A Tale of Two New Yorkers: Blindsided by Obamacare

By Lisa Barron   |   Monday, 25 Nov 2013 11:49 AM

While President Barack Obama has apologized that Americans are losing their health coverage under Obamacare and offered an administrative fix, stories unfolding around the country reveal how complicated the problems really are.

In New York, for instance, doctors as well as patients have been hit on several levels.

Manhattan ophthalmologist Patricia McLaughlin just found out that Empire Blue Cross Blue Shield cut her from its network of physicians included in plans for individuals and small groups, reports the New York Post.

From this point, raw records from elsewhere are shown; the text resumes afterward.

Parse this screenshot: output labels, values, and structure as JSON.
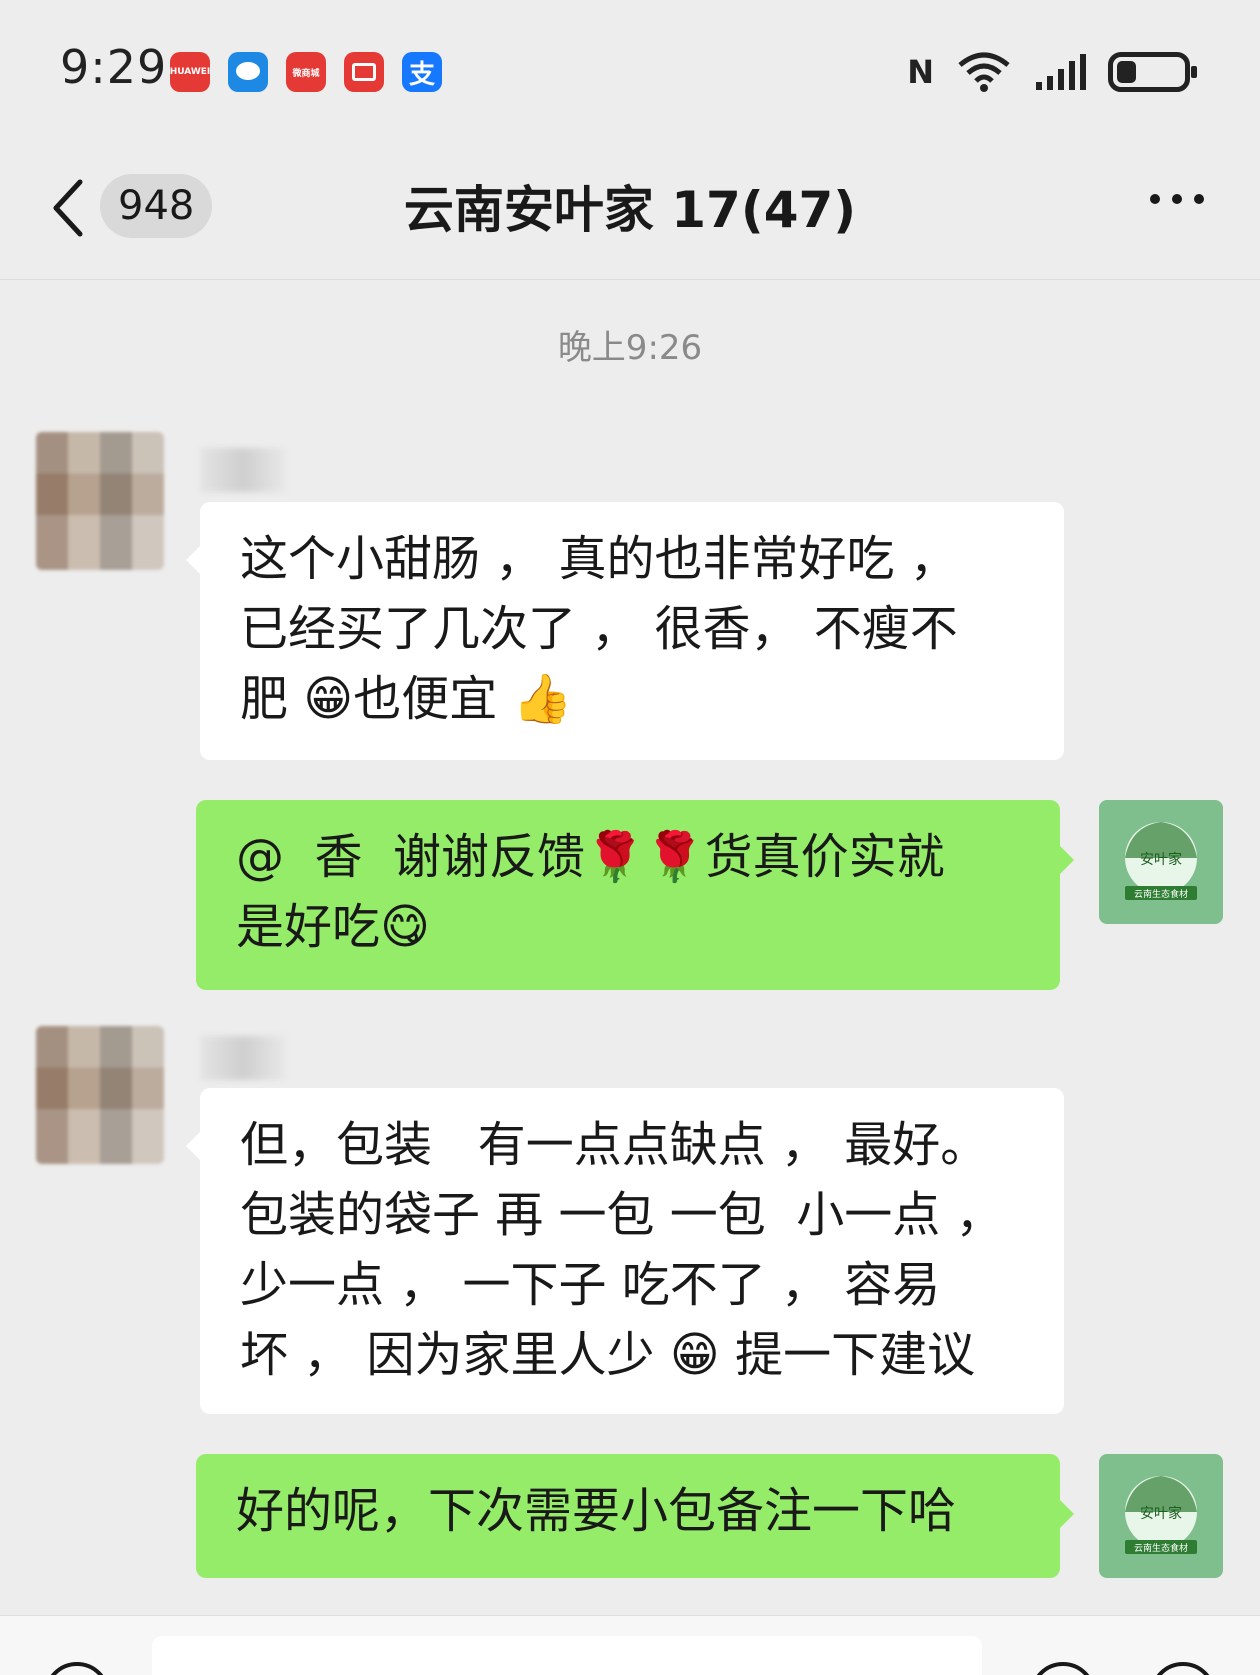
{
  "status_bar": {
    "time": "9:29",
    "apps": [
      {
        "name": "huawei-app-icon",
        "label": "HUAWEI",
        "color": "#e53935"
      },
      {
        "name": "message-app-icon",
        "label": "",
        "color": "#1e88e5"
      },
      {
        "name": "mall-app-icon",
        "label": "微商城",
        "color": "#e53935"
      },
      {
        "name": "red-app-icon",
        "label": "",
        "color": "#e53935"
      },
      {
        "name": "alipay-app-icon",
        "label": "支",
        "color": "#1677ff"
      }
    ],
    "nfc_label": "N",
    "battery_level": 0.3
  },
  "nav": {
    "unread_count": "948",
    "title": "云南安叶家 17(47)"
  },
  "time_divider": "晚上9:26",
  "messages": [
    {
      "direction": "in",
      "text": "这个小甜肠 ， 真的也非常好吃 ，\n已经买了几次了 ， 很香， 不瘦不\n肥 😁也便宜 👍"
    },
    {
      "direction": "out",
      "text": "@  香  谢谢反馈🌹🌹货真价实就\n是好吃😋"
    },
    {
      "direction": "in",
      "text": "但，包装   有一点点缺点 ， 最好。\n包装的袋子 再 一包 一包  小一点 ，\n少一点 ， 一下子 吃不了 ， 容易\n坏 ， 因为家里人少 😁 提一下建议"
    },
    {
      "direction": "out",
      "text": "好的呢，下次需要小包备注一下哈"
    }
  ],
  "shop_avatar": {
    "brand": "安叶家",
    "caption": "云南生态食材",
    "color": "#7fbf8e"
  },
  "colors": {
    "outgoing_bubble": "#95ec69",
    "incoming_bubble": "#ffffff",
    "background": "#ededed"
  }
}
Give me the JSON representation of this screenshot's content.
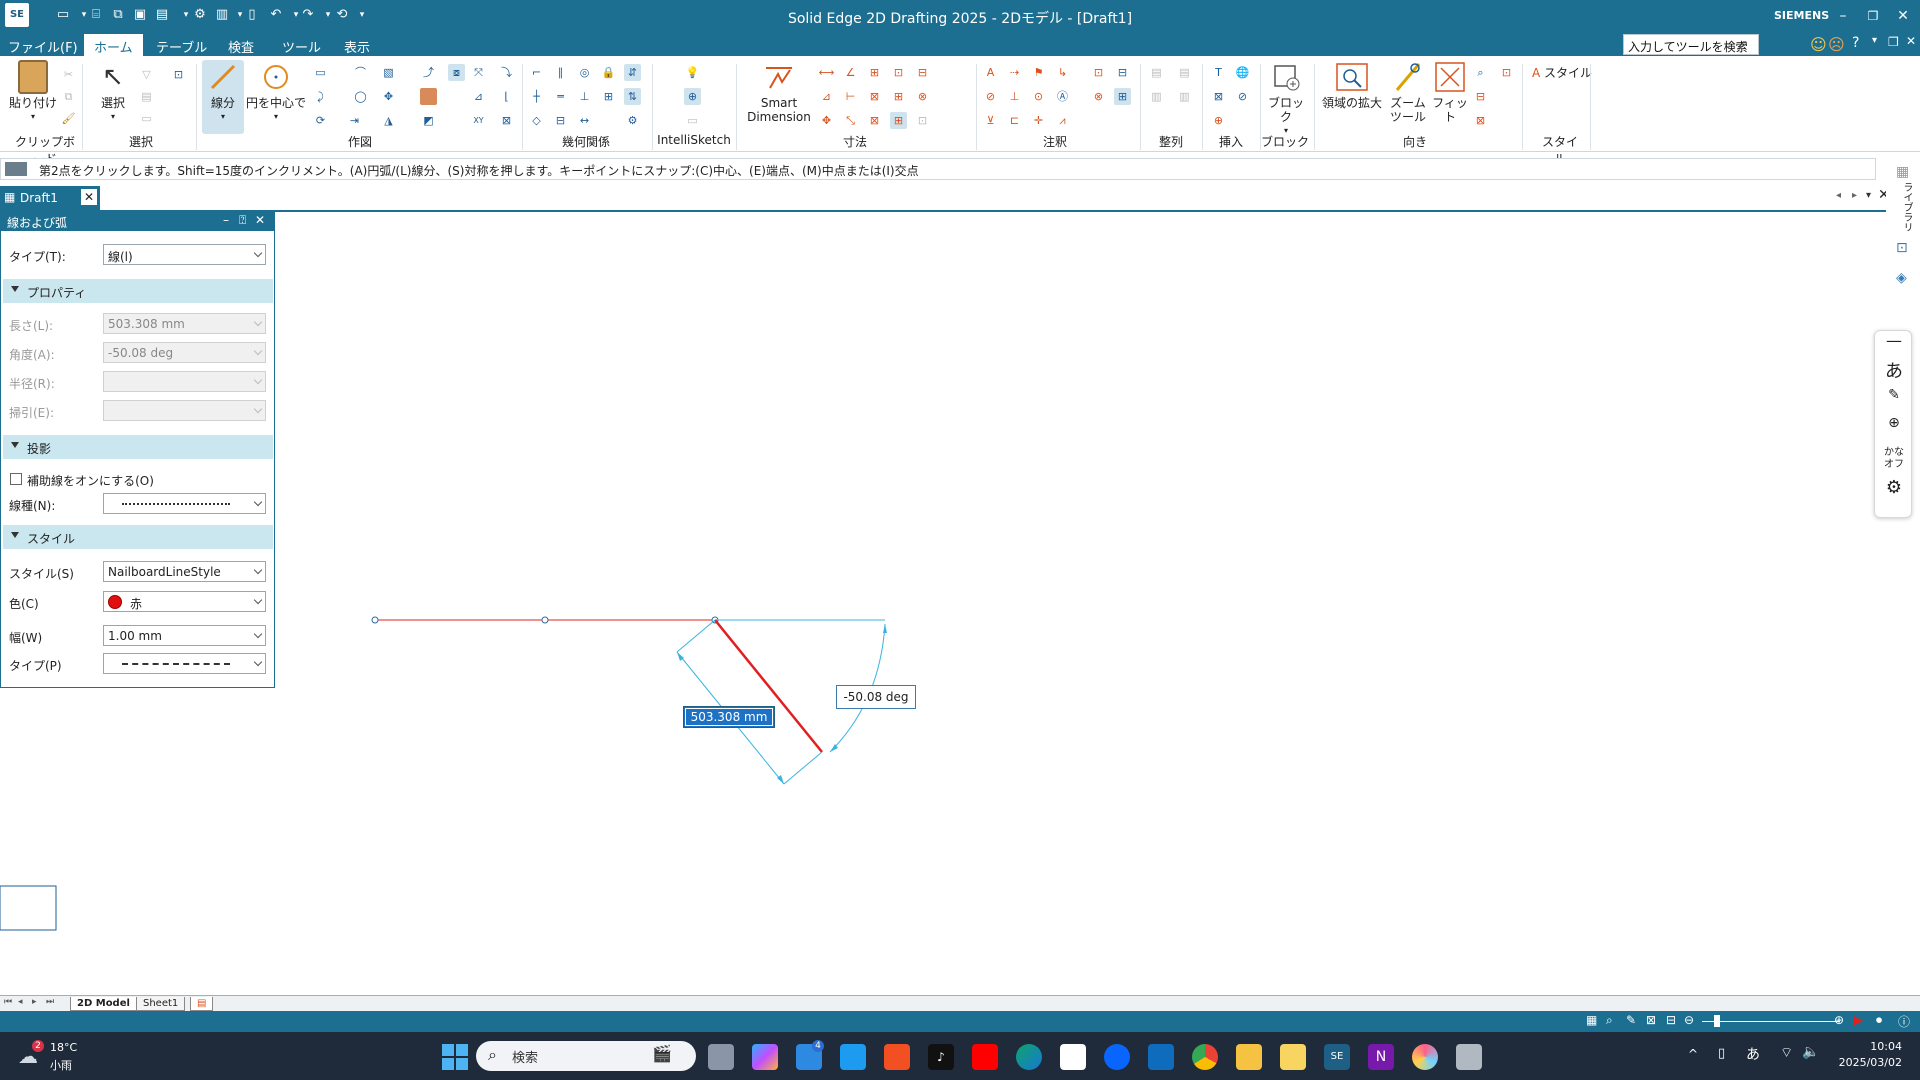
{
  "window": {
    "title": "Solid Edge 2D Drafting 2025 - 2Dモデル - [Draft1]",
    "app_icon": "SE",
    "brand": "SIEMENS"
  },
  "menu": {
    "file": "ファイル(F)",
    "home": "ホーム",
    "table": "テーブル",
    "inspect": "検査",
    "tools": "ツール",
    "view": "表示",
    "search_placeholder": "入力してツールを検索"
  },
  "ribbon": {
    "paste": "貼り付け",
    "select": "選択",
    "line": "線分",
    "circle_center": "円を中心で",
    "smart_dimension_1": "Smart",
    "smart_dimension_2": "Dimension",
    "intellisketch": "IntelliSketch",
    "block": "ブロック",
    "zoom_area": "領域の拡大",
    "zoom_tool_1": "ズーム",
    "zoom_tool_2": "ツール",
    "fit": "フィット",
    "style": "スタイル",
    "groups": {
      "clipboard": "クリップボード",
      "select": "選択",
      "draw": "作図",
      "geometric": "幾何関係",
      "intellisketch": "IntelliSketch",
      "dimension": "寸法",
      "annotation": "注釈",
      "align": "整列",
      "insert": "挿入",
      "block": "ブロック",
      "orient": "向き",
      "style": "スタイル"
    }
  },
  "prompt": "第2点をクリックします。Shift=15度のインクリメント。(A)円弧/(L)線分、(S)対称を押します。キーポイントにスナップ:(C)中心、(E)端点、(M)中点または(I)交点",
  "doc_tab": "Draft1",
  "panel": {
    "title": "線および弧",
    "type_label": "タイプ(T):",
    "type_value": "線(l)",
    "section_props": "プロパティ",
    "length_label": "長さ(L):",
    "length_value": "503.308 mm",
    "angle_label": "角度(A):",
    "angle_value": "-50.08 deg",
    "radius_label": "半径(R):",
    "sweep_label": "掃引(E):",
    "section_projection": "投影",
    "aux_label": "補助線をオンにする(O)",
    "linetype_label": "線種(N):",
    "section_style": "スタイル",
    "style_label": "スタイル(S)",
    "style_value": "NailboardLineStyle",
    "color_label": "色(C)",
    "color_value": "赤",
    "width_label": "幅(W)",
    "width_value": "1.00 mm",
    "dash_label": "タイプ(P)"
  },
  "canvas": {
    "length_readout": "503.308 mm",
    "angle_readout": "-50.08 deg"
  },
  "sheet_tabs": {
    "model": "2D Model",
    "sheet1": "Sheet1"
  },
  "sidebar": {
    "library": "ライブラリ"
  },
  "ime": {
    "char": "あ",
    "kana_off_1": "かな",
    "kana_off_2": "オフ"
  },
  "taskbar": {
    "weather_badge": "2",
    "temperature": "18°C",
    "weather_desc": "小雨",
    "search": "検索",
    "mail_badge": "4",
    "ime": "あ",
    "time": "10:04",
    "date": "2025/03/02"
  },
  "colors": {
    "accent": "#1d6f91",
    "line_red": "#e02020",
    "dim_cyan": "#39b4e0",
    "section_bg": "#cae6ee"
  }
}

Her patients who sign up for the new policies will have to use an in-network doctor or pay out-of-pocket for her services.

"There’s going to be mass confusion come January," she told the newspaper, noting that she expects to lose 20 to 25 percent of her practice.

It was the second piece of bad news McLaughlin received from the insurer, which had already canceled her plan for her own four-person office because it didn’t meet the Obamacare requirements.

"I have a double whammy. I lost my insurance. Now my medical practice is going to be losing patients," she told the Post.

Meanwhile, Beverly McClain, a 58-year-old Manhattan graphic designer suffering from stage IV breast cancer, is reeling from the loss of a policy that covered her chemotherapy treatments, reports the New York Daily News.

McClain and her husband own their own firm and had a group healthcare policy through the business.

"I was so happy with it," she told the newspaper, adding, "For cancer patients to be happy with their plans is very unusual."

Then came the letter three weeks ago telling McClain she had to find a new policy because the insurer was canceling its plan for businesses that contained only a husband and wife.

McClain could not find any policy on the New York exchange that included her doctors. "Why should we be penalized because we’re married?" she asked.

"What I’ve had to do is find an insurance company that’s not on the exchange because the exchange is poison for me."

McClain said she and her husband at one stage considered taking drastic measures. "We were looking into getting divorced so we can keep our plans. When you have cancer, it’s not a joke," she said.